第十二話:フラッシュバック

 これまで、社会人として、それなりに平和なこの日本で生きていた、わたし。勿論この歳にもなると、それなりに人生で、グロいものを見たことだって、一度や二度はある。むしろ、注射や採血の時なども、針が刺さっていく様子をまじまじと見てしまう程、耐性はあるつもりだった。

 だが、違った。

 それはあくまで、医療行為の一環だったり、ましてやグロいものをみた経験だって、およそ事故だった。少なくとも、人が獣にその肉を食いちぎられ、柔らかい皮膚が、肉が、骨が、全て真っ赤に、絵の具でもぶちまけたかのように赤々と、あんなふうになっているのを、わたしは見たことがない。

 その場に思わずしゃがみ込む。手からレジ袋が滑り落ち、瓶がゴトンと大きな音を立てて、床に転がった。しかし今はもう、それどころではない。

 目を閉じればあの光景が蘇る。

 耳を塞げば、骨を噛み砕く音、血を大量に含んだ肉が、ぶじゅぶじゅと音を立てて引きちぎれていく音が聞こえてくる。

 鼻には生臭さがまだ沁みついている。

 口には苦さと酸っぱさが込み上げてくる。

 わたしは目を大きく開き、そのまま玄関先で、暗がりの中、四つん這いになってえずく。背を丸め、何度も何度も、嘔気を憶える。競りあがる胃はもう、胃酸しか出てこないというのに、それでもまだ、吐き足りないらしい。胃の中の空気が、げぼと音を立てて吐き出される。気管と食道が痙攣し、喉や胸に激痛も走る。

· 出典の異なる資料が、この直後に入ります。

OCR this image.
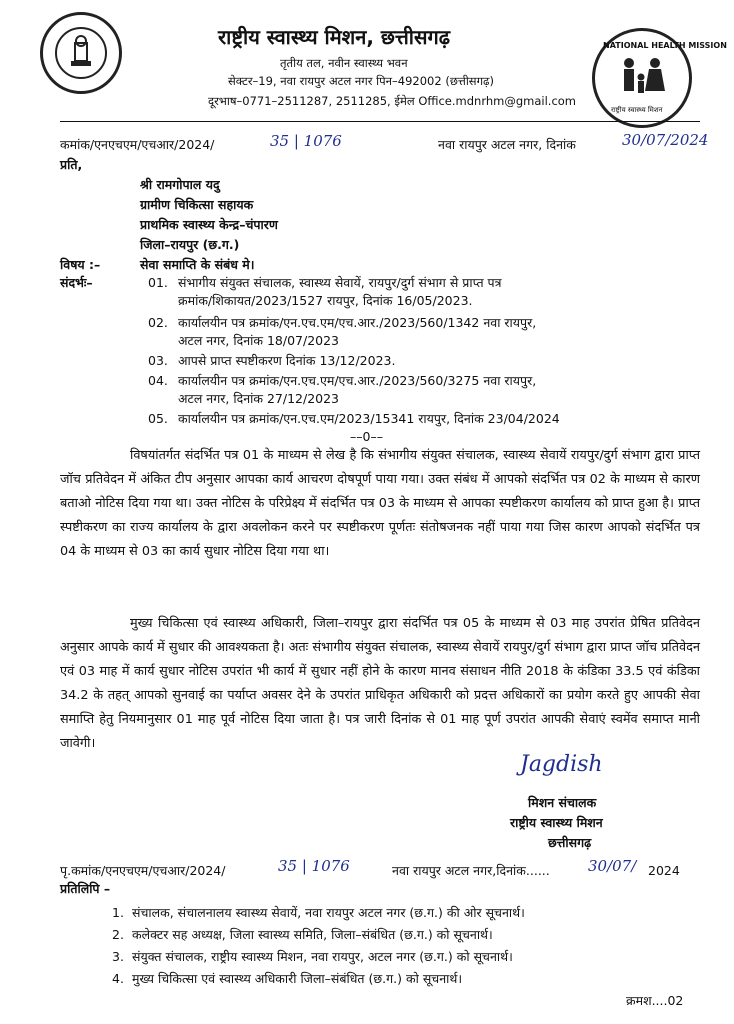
राष्ट्रीय स्वास्थ्य मिशन, छत्तीसगढ़
तृतीय तल, नवीन स्वास्थ्य भवन
सेक्टर–19, नवा रायपुर अटल नगर पिन–492002 (छत्तीसगढ़)
दूरभाष–0771–2511287, 2511285, ईमेल Office.mdnrhm@gmail.com
NATIONAL HEALTH MISSION
राष्ट्रीय स्वास्थ्य मिशन
कमांक/एनएचएम/एचआर/2024/	35 | 1076	नवा रायपुर अटल नगर, दिनांक	30/07/2024
प्रति,
श्री रामगोपाल यदु
ग्रामीण चिकित्सा सहायक
प्राथमिक स्वास्थ्य केन्द्र–चंपारण
जिला–रायपुर (छ.ग.)
विषय :–	सेवा समाप्ति के संबंध मे।
संदर्भः–	01. संभागीय संयुक्त संचालक, स्वास्थ्य सेवायें, रायपुर/दुर्ग संभाग से प्राप्त पत्र
क्रमांक/शिकायत/2023/1527 रायपुर, दिनांक 16/05/2023.
02. कार्यालयीन पत्र क्रमांक/एन.एच.एम/एच.आर./2023/560/1342 नवा रायपुर,
अटल नगर, दिनांक 18/07/2023
03. आपसे प्राप्त स्पष्टीकरण दिनांक 13/12/2023.
04. कार्यालयीन पत्र क्रमांक/एन.एच.एम/एच.आर./2023/560/3275 नवा रायपुर,
अटल नगर, दिनांक 27/12/2023
05. कार्यालयीन पत्र क्रमांक/एन.एच.एम/2023/15341 रायपुर, दिनांक 23/04/2024
––0––
विषयांतर्गत संदर्भित पत्र 01 के माध्यम से लेख है कि संभागीय संयुक्त संचालक, स्वास्थ्य सेवायें रायपुर/दुर्ग संभाग द्वारा प्राप्त जॉच प्रतिवेदन में अंकित टीप अनुसार आपका कार्य आचरण दोषपूर्ण पाया गया। उक्त संबंध में आपको संदर्भित पत्र 02 के माध्यम से कारण बताओ नोटिस दिया गया था। उक्त नोटिस के परिप्रेक्ष्य में संदर्भित पत्र 03 के माध्यम से आपका स्पष्टीकरण कार्यालय को प्राप्त हुआ है। प्राप्त स्पष्टीकरण का राज्य कार्यालय के द्वारा अवलोकन करने पर स्पष्टीकरण पूर्णतः संतोषजनक नहीं पाया गया जिस कारण आपको संदर्भित पत्र 04 के माध्यम से 03 का कार्य सुधार नोटिस दिया गया था।
मुख्य चिकित्सा एवं स्वास्थ्य अधिकारी, जिला–रायपुर द्वारा संदर्भित पत्र 05 के माध्यम से 03 माह उपरांत प्रेषित प्रतिवेदन अनुसार आपके कार्य में सुधार की आवश्यकता है। अतः संभागीय संयुक्त संचालक, स्वास्थ्य सेवायें रायपुर/दुर्ग संभाग द्वारा प्राप्त जॉच प्रतिवेदन एवं 03 माह में कार्य सुधार नोटिस उपरांत भी कार्य में सुधार नहीं होने के कारण मानव संसाधन नीति 2018 के कंडिका 33.5 एवं कंडिका 34.2 के तहत् आपको सुनवाई का पर्याप्त अवसर देने के उपरांत प्राधिकृत अधिकारी को प्रदत्त अधिकारों का प्रयोग करते हुए आपकी सेवा समाप्ति हेतु नियमानुसार 01 माह पूर्व नोटिस दिया जाता है। पत्र जारी दिनांक से 01 माह पूर्ण उपरांत आपकी सेवाएं स्वमेंव समाप्त मानी जावेगी।
Jagdish
मिशन संचालक
राष्ट्रीय स्वास्थ्य मिशन
छत्तीसगढ़
पृ.कमांक/एनएचएम/एचआर/2024/	35 | 1076	नवा रायपुर अटल नगर,दिनांक......	30/07/ 2024
प्रतिलिपि –
1. संचालक, संचालनालय स्वास्थ्य सेवायें, नवा रायपुर अटल नगर (छ.ग.) की ओर सूचनार्थ।
2. कलेक्टर सह अध्यक्ष, जिला स्वास्थ्य समिति, जिला–संबंधित (छ.ग.) को सूचनार्थ।
3. संयुक्त संचालक, राष्ट्रीय स्वास्थ्य मिशन, नवा रायपुर, अटल नगर (छ.ग.) को सूचनार्थ।
4. मुख्य चिकित्सा एवं स्वास्थ्य अधिकारी जिला–संबंधित (छ.ग.) को सूचनार्थ।
क्रमश....02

 何が何だか分からなくなり、視界がぐるぐると回り始めた。だが、気を失えるほどでもない。少なくとも、わたしの意識はひたすら、激痛と吐き気で、覚醒させられている。

 それに。

 意識を失うなんて、とんでもない。わたしは、酸欠になりそうな程、荒い息を重ねながら、奈野さんのことを思い返す。

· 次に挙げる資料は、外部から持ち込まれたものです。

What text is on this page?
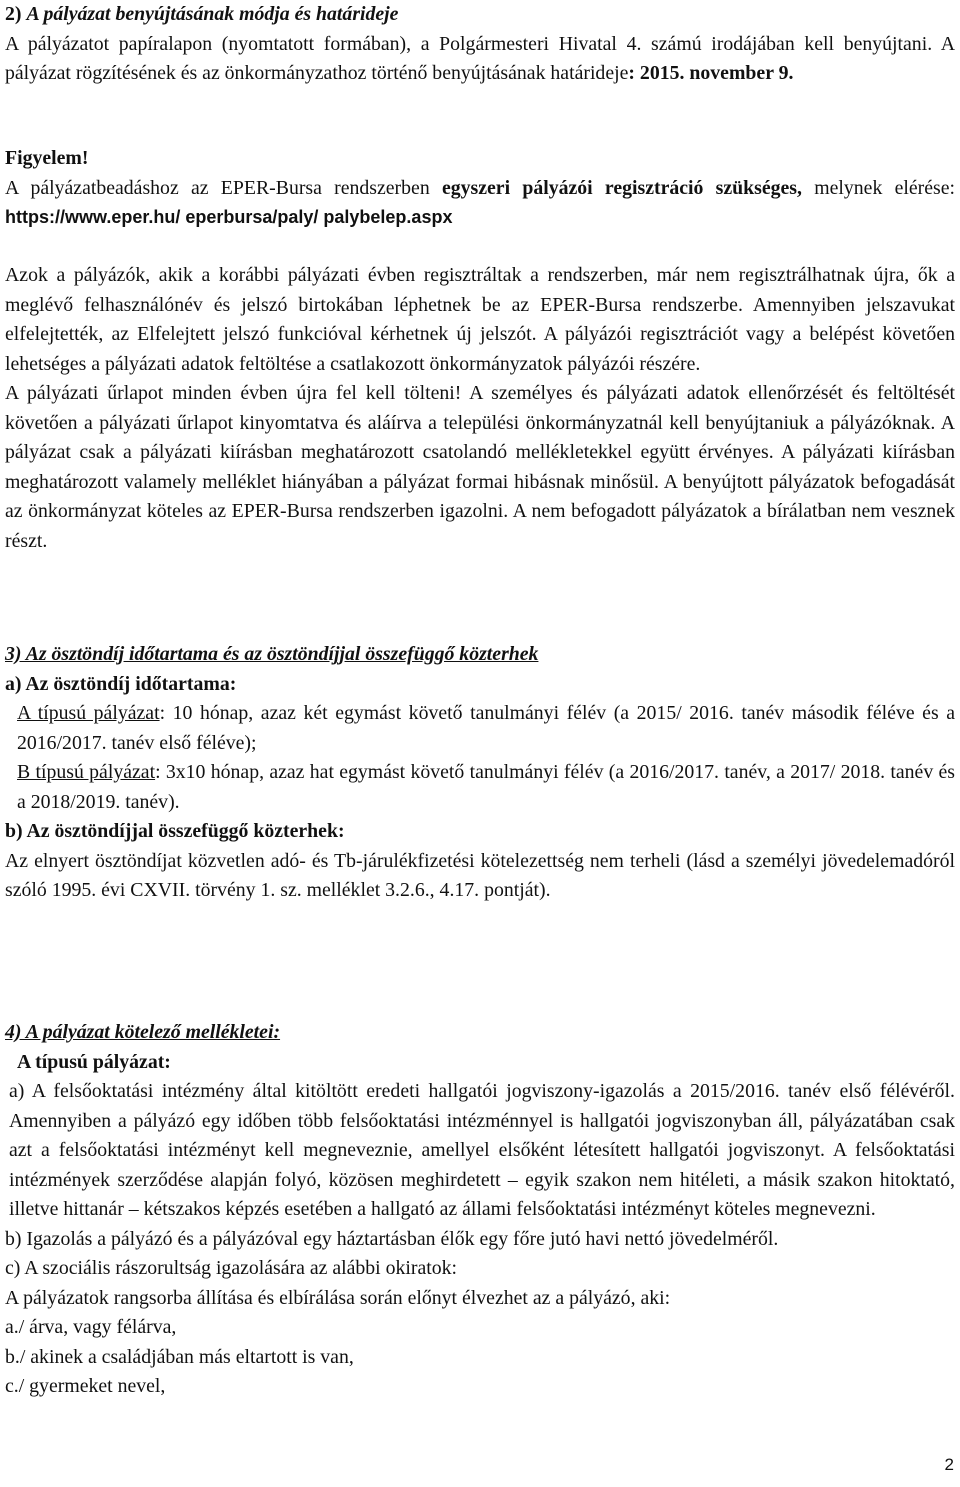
2) A pályázat benyújtásának módja és határideje

A pályázatot papíralapon (nyomtatott formában), a Polgármesteri Hivatal 4. számú irodájában kell benyújtani. A pályázat rögzítésének és az önkormányzathoz történő benyújtásának határideje: 2015. november 9.

Figyelem!

A pályázatbeadáshoz az EPER-Bursa rendszerben egyszeri pályázói regisztráció szükséges, melynek elérése: https://www.eper.hu/ eperbursa/paly/ palybelep.aspx

Azok a pályázók, akik a korábbi pályázati évben regisztráltak a rendszerben, már nem regisztrálhatnak újra, ők a meglévő felhasználónév és jelszó birtokában léphetnek be az EPER-Bursa rendszerbe. Amennyiben jelszavukat elfelejtették, az Elfelejtett jelszó funkcióval kérhetnek új jelszót. A pályázói regisztrációt vagy a belépést követően lehetséges a pályázati adatok feltöltése a csatlakozott önkormányzatok pályázói részére.

A pályázati űrlapot minden évben újra fel kell tölteni! A személyes és pályázati adatok ellenőrzését és feltöltését követően a pályázati űrlapot kinyomtatva és aláírva a települési önkormányzatnál kell benyújtaniuk a pályázóknak. A pályázat csak a pályázati kiírásban meghatározott csatolandó mellékletekkel együtt érvényes. A pályázati kiírásban meghatározott valamely melléklet hiányában a pályázat formai hibásnak minősül. A benyújtott pályázatok befogadását az önkormányzat köteles az EPER-Bursa rendszerben igazolni. A nem befogadott pályázatok a bírálatban nem vesznek részt.

3) Az ösztöndíj időtartama és az ösztöndíjjal összefüggő közterhek

a) Az ösztöndíj időtartama:

A típusú pályázat: 10 hónap, azaz két egymást követő tanulmányi félév (a 2015/ 2016. tanév második féléve és a 2016/2017. tanév első féléve);

B típusú pályázat: 3x10 hónap, azaz hat egymást követő tanulmányi félév (a 2016/2017. tanév, a 2017/ 2018. tanév és a 2018/2019. tanév).

b) Az ösztöndíjjal összefüggő közterhek:

Az elnyert ösztöndíjat közvetlen adó- és Tb-járulékfizetési kötelezettség nem terheli (lásd a személyi jövedelemadóról szóló 1995. évi CXVII. törvény 1. sz. melléklet 3.2.6., 4.17. pontját).

4) A pályázat kötelező mellékletei:

A típusú pályázat:

a) A felsőoktatási intézmény által kitöltött eredeti hallgatói jogviszony-igazolás a 2015/2016. tanév első félévéről. Amennyiben a pályázó egy időben több felsőoktatási intézménnyel is hallgatói jogviszonyban áll, pályázatában csak azt a felsőoktatási intézményt kell megneveznie, amellyel elsőként létesített hallgatói jogviszonyt. A felsőoktatási intézmények szerződése alapján folyó, közösen meghirdetett – egyik szakon nem hitéleti, a másik szakon hitoktató, illetve hittanár – kétszakos képzés esetében a hallgató az állami felsőoktatási intézményt köteles megnevezni.

b) Igazolás a pályázó és a pályázóval egy háztartásban élők egy főre jutó havi nettó jövedelméről.

c) A szociális rászorultság igazolására az alábbi okiratok:

A pályázatok rangsorba állítása és elbírálása során előnyt élvezhet az a pályázó, aki:

a./ árva, vagy félárva,

b./ akinek a családjában más eltartott is van,

c./ gyermeket nevel,

2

 勿論、奈野さんにせめてもの思いやりとして、痛覚と、恐怖心をマスキングした。しかし、本当にその程度しか、出来なかったのだろうか。

 どう考えても無理と分かってはいるが、しかしそれでも、なんとかならなかったのか。奈野さんを生かすために、わたしのこの魔力や、この回復力を、なんとか応用できなかったのか。それこそ、不死性を使って、どうにかこうにか、彼女を生きさせてあげることは、出来なかったのか。

 なんで彼女が死ななくてはならないんだろう。

 まだ、楽しいことも悲しいことも、これから山ほど経験する、高校生だというのに。

 あんなに優しい子だったのに。あくまで利己的な願いではなく、利他的、それも自分の両親が仲良くなることを祈り、そのために毎晩、命懸けで戦っていた彼女だったのに。

「……わたしのせい、なのかな」

 一通り吐き終え、何も出ない胃から、胃液すら出てこなくなったところで、わたしはなんとか身体を持ち上げる。いまだに吐き気は続いているが、それでも何とか、身体を起こせる程度には一度、落ちつけられた。正直、余りの苦しさに、それこそまた魔力で痛覚などを抑えつけたくなったが。

 しかし、ここで向き合っておかなくては。

 奈野さんが死んだ理由。その一端を、わたしも担っているということに。

 そうだ。この3か月もの間、奈野さんは一人で戦っていた。きっと、一人なら集中も出来たのだろう。ほかの何かを気にすることもなく、ただ戦闘だけに集中して、それだけを考えることが出来た。しかし、わたしが入ってきて。よりによって、こんな、自殺しようとしたわたしが入ってきて。

 奈野さんに気を遣わせて。

 そして彼女は死んだ。

 わたしとの会話に気を取られて。きっと、どう説明するのが分かりやすいか、それを考えていたのだろう。

 他ならぬ、奈野さん自身が言っていた。魔物は、一般人相手には直接的な攻撃に出ることがない。あくまで、魔物は、自分たちの魔力を搾取する魔法少女だけに、その攻撃対象を絞っていると。ならば、外をパトロールする時は、それこそあんな風に、奈野さんの顔の傷。それに言及することすら、良くないことだった。そんなことをすれば、それこそ奈野さんの集中が途切れてしまうのは、自明の理だ。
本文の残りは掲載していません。